Şâyet sütre edinmek için bir cisim bulamayacak olursa yere bir çizgi çizer. Çünkü Peygamber Sallallahu aleyhi vesellem: "Kim (sütre edinecek bir şey) bulamazsa (yere) bir çizgi çizsin."337 diye buyurmuştur.

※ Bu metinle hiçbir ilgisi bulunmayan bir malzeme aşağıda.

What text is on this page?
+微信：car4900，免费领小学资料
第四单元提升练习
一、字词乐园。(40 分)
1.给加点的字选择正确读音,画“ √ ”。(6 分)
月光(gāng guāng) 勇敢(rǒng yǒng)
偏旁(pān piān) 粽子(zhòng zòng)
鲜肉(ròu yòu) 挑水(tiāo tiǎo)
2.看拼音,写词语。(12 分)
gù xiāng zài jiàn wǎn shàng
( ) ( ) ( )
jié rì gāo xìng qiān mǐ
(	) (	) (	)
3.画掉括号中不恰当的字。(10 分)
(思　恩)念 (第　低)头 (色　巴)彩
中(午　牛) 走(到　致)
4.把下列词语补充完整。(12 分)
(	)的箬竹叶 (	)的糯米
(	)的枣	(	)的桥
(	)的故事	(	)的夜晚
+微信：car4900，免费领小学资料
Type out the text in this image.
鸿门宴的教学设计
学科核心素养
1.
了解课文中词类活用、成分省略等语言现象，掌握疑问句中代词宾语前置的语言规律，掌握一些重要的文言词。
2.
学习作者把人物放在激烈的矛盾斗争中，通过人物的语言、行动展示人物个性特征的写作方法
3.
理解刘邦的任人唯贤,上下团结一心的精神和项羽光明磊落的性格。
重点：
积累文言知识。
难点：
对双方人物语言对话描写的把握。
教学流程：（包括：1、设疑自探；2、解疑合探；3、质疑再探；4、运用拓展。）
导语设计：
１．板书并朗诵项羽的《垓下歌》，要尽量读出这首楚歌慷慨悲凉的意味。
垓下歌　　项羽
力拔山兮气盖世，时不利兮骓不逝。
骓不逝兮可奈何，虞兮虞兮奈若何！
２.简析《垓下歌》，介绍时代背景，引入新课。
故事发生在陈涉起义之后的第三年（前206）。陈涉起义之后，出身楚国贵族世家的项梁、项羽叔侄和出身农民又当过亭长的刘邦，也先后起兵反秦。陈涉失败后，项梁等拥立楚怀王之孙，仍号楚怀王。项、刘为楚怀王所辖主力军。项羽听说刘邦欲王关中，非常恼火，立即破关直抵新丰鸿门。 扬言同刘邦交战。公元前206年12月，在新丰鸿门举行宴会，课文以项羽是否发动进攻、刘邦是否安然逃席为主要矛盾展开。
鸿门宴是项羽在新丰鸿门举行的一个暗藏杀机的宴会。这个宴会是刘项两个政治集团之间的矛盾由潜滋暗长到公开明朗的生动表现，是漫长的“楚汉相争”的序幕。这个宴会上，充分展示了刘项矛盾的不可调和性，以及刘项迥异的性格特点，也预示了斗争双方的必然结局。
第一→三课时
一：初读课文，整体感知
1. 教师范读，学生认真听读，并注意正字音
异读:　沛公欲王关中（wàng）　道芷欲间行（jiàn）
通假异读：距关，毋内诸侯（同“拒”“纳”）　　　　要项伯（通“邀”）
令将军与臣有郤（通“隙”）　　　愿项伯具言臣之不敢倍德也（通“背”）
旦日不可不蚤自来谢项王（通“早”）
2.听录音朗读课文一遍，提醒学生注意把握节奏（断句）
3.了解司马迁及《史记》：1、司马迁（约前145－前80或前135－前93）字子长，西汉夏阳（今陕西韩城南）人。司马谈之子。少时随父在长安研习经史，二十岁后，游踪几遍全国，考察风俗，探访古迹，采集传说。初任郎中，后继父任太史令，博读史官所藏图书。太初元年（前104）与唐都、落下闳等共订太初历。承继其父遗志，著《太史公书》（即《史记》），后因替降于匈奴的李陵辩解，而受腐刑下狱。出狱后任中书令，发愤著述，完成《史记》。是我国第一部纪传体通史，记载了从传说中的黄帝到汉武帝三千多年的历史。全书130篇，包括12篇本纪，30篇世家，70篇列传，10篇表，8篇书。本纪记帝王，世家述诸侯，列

Sütre tek başına namaz kılan için ve cemaatle namaz kılınması halinde yalnızca imam için sözkonusudur. Çünkü cemaate uyan kimsenin sütresi imamın sütresidir ya da imam cemaate sütre teşkil eder. Çünkü İbn Abbas Radıyallahu anh şöyle demiştir: Dişi bir eşek üzerinde binmiş geliyordum. O günlerde ergenlik yaşına yaklaşmıştım. Rasûlullah Sallallahu aleyhi vesellem ise müslümanlara Mina'da önünde duvar bulunmayan bir yerde namaz kıldırıyordu. Safın önünden geçecek oldum, eşekten indim ve onu otlamak üzere serbest bıraktıktan sonra safa girdim. Kimse benim bu yaptığıma tepki göstermedi.338



11. İmamın da, tek başına namaz kılanın da tehdit âyeti geldiğinde Allah'a sığınmaları, rahmet âyeti geldiğinde onu Allah'tan dilemeleri mübahtır. Çünkü Peygamber Sallallahu aleyhi vesellem'in gece namazı kılarken, Kur'ân okuyuşunu anlatan Huzeyfe Radıyallahu anh şunları söylemektedir: "...Ağır ağır okurdu. Tesbihin sözkonusu olduğu bir âyet-i kerime okudu mu kendisi de tesbih getirirdi, bir dua âyeti okudu mu dilekte bulunurdu. Allah'a sığınmayı ihtiva eden bir âyet-i kerime okudu mu o da Allah'a sığınırdı."339

Şâyet imama uyan kimsenin Allah'a sığınması yahut dilekte bulunması imamı dinlememesi sonucunu verecek olursa, böyle bir şey yapmaması gerekir. Eğer imamı dinlememe sonucunu vermiyorsa yapabilir. Peygamber Sallallahu aleyhi vesellem imam Fatiha'yı okurken ona uyanın Kur'ân okumasını yasaklamıştır.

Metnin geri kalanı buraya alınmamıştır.